Peynir alırken öncelikle son kullanma tarihine dikkat etmeniz gerekiyor. Son kullanma tarihi geçmiş hiçbir yiyeceği satın almamalısınız. Satın alacağınız peynirin son tüketim tarihi, yakın bir tarihe tekabül etmekte ise o ürünü tercih etmemeniz gerekiyor. Peyniri hemen tüketemeyecekseniz, son kullanma tarihi yaklaşmış ürünleri uzun süre saklamanız mümkün olmuyor. Satın alacağınız peynirin sağlıklı bir şekilde ambalajlanmış olması büyük önem taşıyor. Delinmiş, yırtık ya da deforme olmuş ambalajlı ürünleri satın almamanız gerekiyor.
Peynirin, özellikle +2/4 C de, ışıksız ortamda yani uygun bir buzdolabında saklanması öneriliyor. Peynir, kısa süre içerisinde tüketilmeyecek ise ürünün orijinal ambalajında saklanması tavsiye ediliyor. Ambalajı açılan peynirlerin mutlaka saklama kabında ya da hijyenik ambalaj malzemelerine sarılarak korunması vurgulanıyor. Aksi durumda ise peynir, nemini, aromasını ve lezzetini kaybedebiliyor. Oda sıcaklığında, sofrada ya da tezgâhta açıkta bekletilmiş peynirin başka bir kapalı ambalaj içinde ya da salamura suyu içerisinde muhafaza edilmesi ve başka peynirlerle aynı kaba koyulmaması gerekiyor. Beyaz peynir, ambalajı açıldıktan sonra salamura suyu denen içme suyuna yemek tuzu eklenerek yapılmış sıvının içinde uzun süre besin değeri ve tadını kaybetmeksizin saklanabiliyor. Bu sayede peynirin olgunlaşma süreci de devam ediyor. Beyaz peynir ve beyaz peynir türevlerinin oksijenden uzak tutulması gerekiyor. Beyaz peynir ve benzeri peynirlerin salamura suyunun içinde saklanması öneriliyor. Aksi takdirde peynir oldukça kısa süre içinde bozulabiliyor. Beyaz peyniri keserken zorlanıyorsanız bıçağı ıslatarak kesmeyi denemeniz tavsiye ediliyor.
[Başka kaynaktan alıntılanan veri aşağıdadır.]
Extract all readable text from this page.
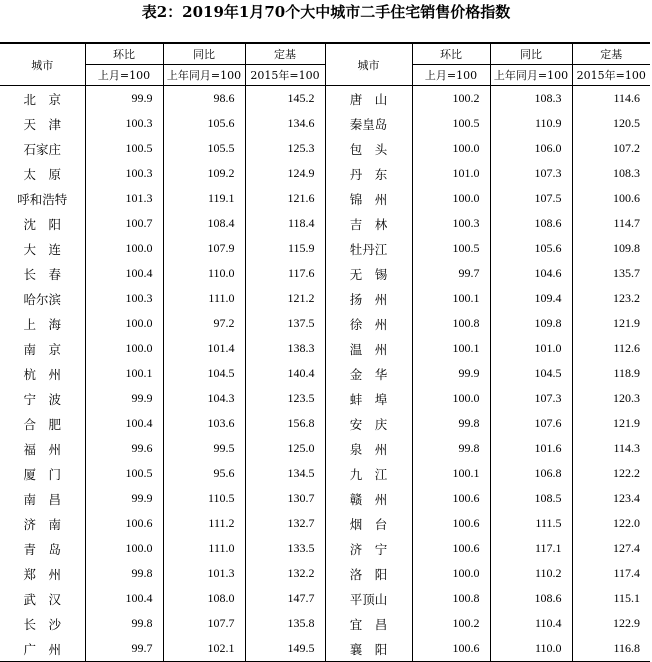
表2：2019年1月70个大中城市二手住宅销售价格指数
城市	环比	同比	定基	城市	环比	同比	定基
	上月=100	上年同月=100	2015年=100		上月=100	上年同月=100	2015年=100
北　京	99.9	98.6	145.2	唐　山	100.2	108.3	114.6
天　津	100.3	105.6	134.6	秦皇岛	100.5	110.9	120.5
石家庄	100.5	105.5	125.3	包　头	100.0	106.0	107.2
太　原	100.3	109.2	124.9	丹　东	101.0	107.3	108.3
呼和浩特	101.3	119.1	121.6	锦　州	100.0	107.5	100.6
沈　阳	100.7	108.4	118.4	吉　林	100.3	108.6	114.7
大　连	100.0	107.9	115.9	牡丹江	100.5	105.6	109.8
长　春	100.4	110.0	117.6	无　锡	99.7	104.6	135.7
哈尔滨	100.3	111.0	121.2	扬　州	100.1	109.4	123.2
上　海	100.0	97.2	137.5	徐　州	100.8	109.8	121.9
南　京	100.0	101.4	138.3	温　州	100.1	101.0	112.6
杭　州	100.1	104.5	140.4	金　华	99.9	104.5	118.9
宁　波	99.9	104.3	123.5	蚌　埠	100.0	107.3	120.3
合　肥	100.4	103.6	156.8	安　庆	99.8	107.6	121.9
福　州	99.6	99.5	125.0	泉　州	99.8	101.6	114.3
厦　门	100.5	95.6	134.5	九　江	100.1	106.8	122.2
南　昌	99.9	110.5	130.7	赣　州	100.6	108.5	123.4
济　南	100.6	111.2	132.7	烟　台	100.6	111.5	122.0
青　岛	100.0	111.0	133.5	济　宁	100.6	117.1	127.4
郑　州	99.8	101.3	132.2	洛　阳	100.0	110.2	117.4
武　汉	100.4	108.0	147.7	平顶山	100.8	108.6	115.1
长　沙	99.8	107.7	135.8	宜　昌	100.2	110.4	122.9
广　州	99.7	102.1	149.5	襄　阳	100.6	110.0	116.8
Eğer evinizde peynir tüketmekte zorlanan bir aile bireyi varsa, kefir, süt, lor ve yoğurt ile kalsiyum açığını kapatmanız gerekiyor. Aksi takdirde kemik gelişimi ve kemik sağlığı olumsuz yönde etkilenebiliyor. Eğer tatlılarda peynir kullanmak istemiyorsanız labne ve krema gibi ürünleri tercih etmeniz öneriliyor.
Beyaz peynir karbonhidrattan fakir besin olduğundan ketojenik diyet planı nda sıkça yer almaktadır. Bununla beraber zengin besin değerleri sayesinde kilo verme diyetin de uzun süre tokluk sağlayan iyi bir kaynaktır.